В лавке у пани Ванды, где всегда царил привычный гул – смех, споры, звон монет, – появилась новая, тревожная нота. Женщины говорили тише обычного, оглядывались, прежде чем заговорить о главном.
– Сахар опять подорожал, – вздыхала пани Ванда, взвешивая крохотный кулёк. – Скоро и вовсе не будет, сметут всё впрок.
– А мыло? – вставляла пани Ядвига. – Муж сказал: на Петрковской всё сметают мешками. Как в последний раз.
– Всё из-за этих новостей, – почти шёпотом добавляла пани Зофья. – В Германии мобилизация… говорят, у границы уже идут учения.
Я слушала их, прижимая к груди холщовую сумку, и ощущала, как под ложечкой оседает камень.

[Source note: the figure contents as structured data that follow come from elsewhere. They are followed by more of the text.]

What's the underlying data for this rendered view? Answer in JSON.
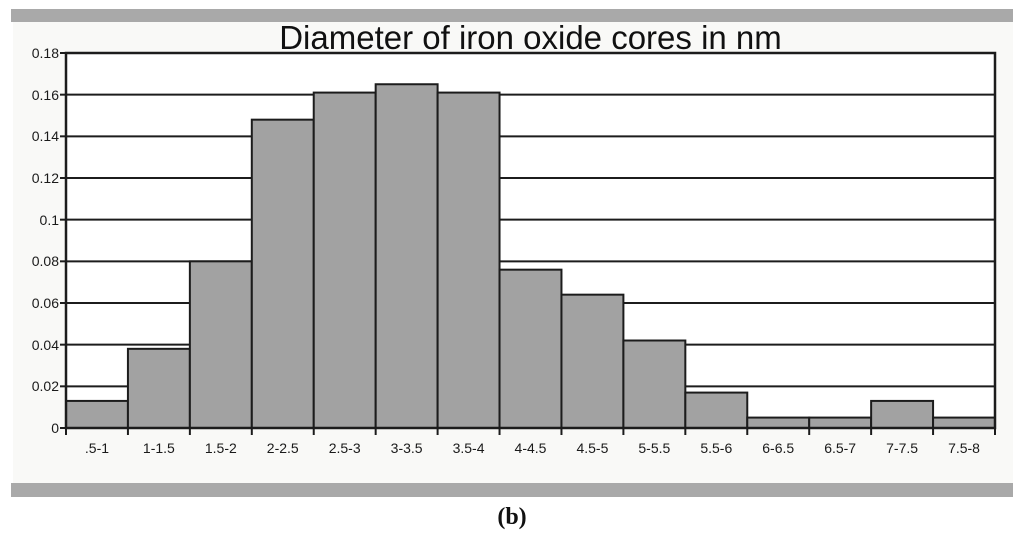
{
  "caption": "(b)",
  "colors": {
    "bar_fill": "#a2a2a2",
    "line": "#1c1c1c",
    "band_gray": "#a9a9a9",
    "figure_bg": "#f9f9f7",
    "plot_bg": "#ffffff"
  },
  "chart_data": {
    "type": "bar",
    "subtype": "histogram",
    "title": "Diameter of iron oxide cores in nm",
    "categories": [
      ".5-1",
      "1-1.5",
      "1.5-2",
      "2-2.5",
      "2.5-3",
      "3-3.5",
      "3.5-4",
      "4-4.5",
      "4.5-5",
      "5-5.5",
      "5.5-6",
      "6-6.5",
      "6.5-7",
      "7-7.5",
      "7.5-8"
    ],
    "values": [
      0.013,
      0.038,
      0.08,
      0.148,
      0.161,
      0.165,
      0.161,
      0.076,
      0.064,
      0.042,
      0.017,
      0.005,
      0.005,
      0.013,
      0.005
    ],
    "xlabel": "",
    "ylabel": "",
    "ylim": [
      0,
      0.18
    ],
    "ytick_step": 0.02,
    "ytick_labels": [
      "0",
      "0.02",
      "0.04",
      "0.06",
      "0.08",
      "0.1",
      "0.12",
      "0.14",
      "0.16",
      "0.18"
    ],
    "grid": "horizontal",
    "legend_position": "none",
    "bar_gap": 0
  }
}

Дома тревогу чувствовали все.
Бронек, уже взрослый, садился к радио и слушал новости с хмурым лицом. Сильвка обнимала меня чаще, чем обычно. Сташек спорил с отцом о политике, прикрывая бравадой растущий страх. Хенек просто спрашивал:
– Правда, что война – это страшно?
Но именно Бронек в эти годы стал для меня отдельной тревогой. Днём он работал на фабрике, по вечерам учился, а ночью… исчезал. Возвращался поздно, с запахом сырого подвала и угольной пыли. В карманах его пальто я находила обрывки тонкой, газетной бумаги. Он отмахивался:
– Мама, это так… для работы.
Позже я узнала правду: он вместе с друзьями распространял листовки против новых громких организаций, которые называли себя патриотами, а на деле несли ненависть. Он говорил тихо, почти шёпотом:
– Если молчать, зло вырастет. Оно уже шагает по Европе. Мы должны быть готовы.
Я слушала его и понимала – он уже мужчина, и мне не удержать его в тёплой кухне, среди запаха хлеба и ромашки.
В эти же месяцы Бронислав вернулся с фабрики мрачнее тучи:
– Уволили пана Левицкого. За то, что еврей. Двадцать лет работал… – Он не договорил, а я почувствовала, что трещины в нашем мире становятся пропастями.
Ночью я долго сидела у окна. В руках был мамин старый фартук – как талисман. В тишине дома слышался смех Хенека во сне, шорох Сильвии, переворачивающейся в постели, и негромкий разговор Бронека и Сташека за стеной.
Мне снился сад, опутанный колючей проволокой, и чёрные птицы с железными крестами на крыльях, закрывающие солнце. А утром я знала – буря близко. И всё, что мы построили, придётся защищать не только хлебом и любовью.
Но даже в этом сгущающемся мраке были люди, которые не отворачивались.
Они поднимали глаза, когда другие опускали, протягивали руки, когда было безопаснее отвернуться.
Я ещё не знала, что скоро и нам с Брониславом придётся выбирать – между страхом и совестью.
Пока мы жили обычными заботами, но в сердце уже прорастало странное, упорное чувство: нельзя пройти мимо, если кто-то стучит в твою дверь.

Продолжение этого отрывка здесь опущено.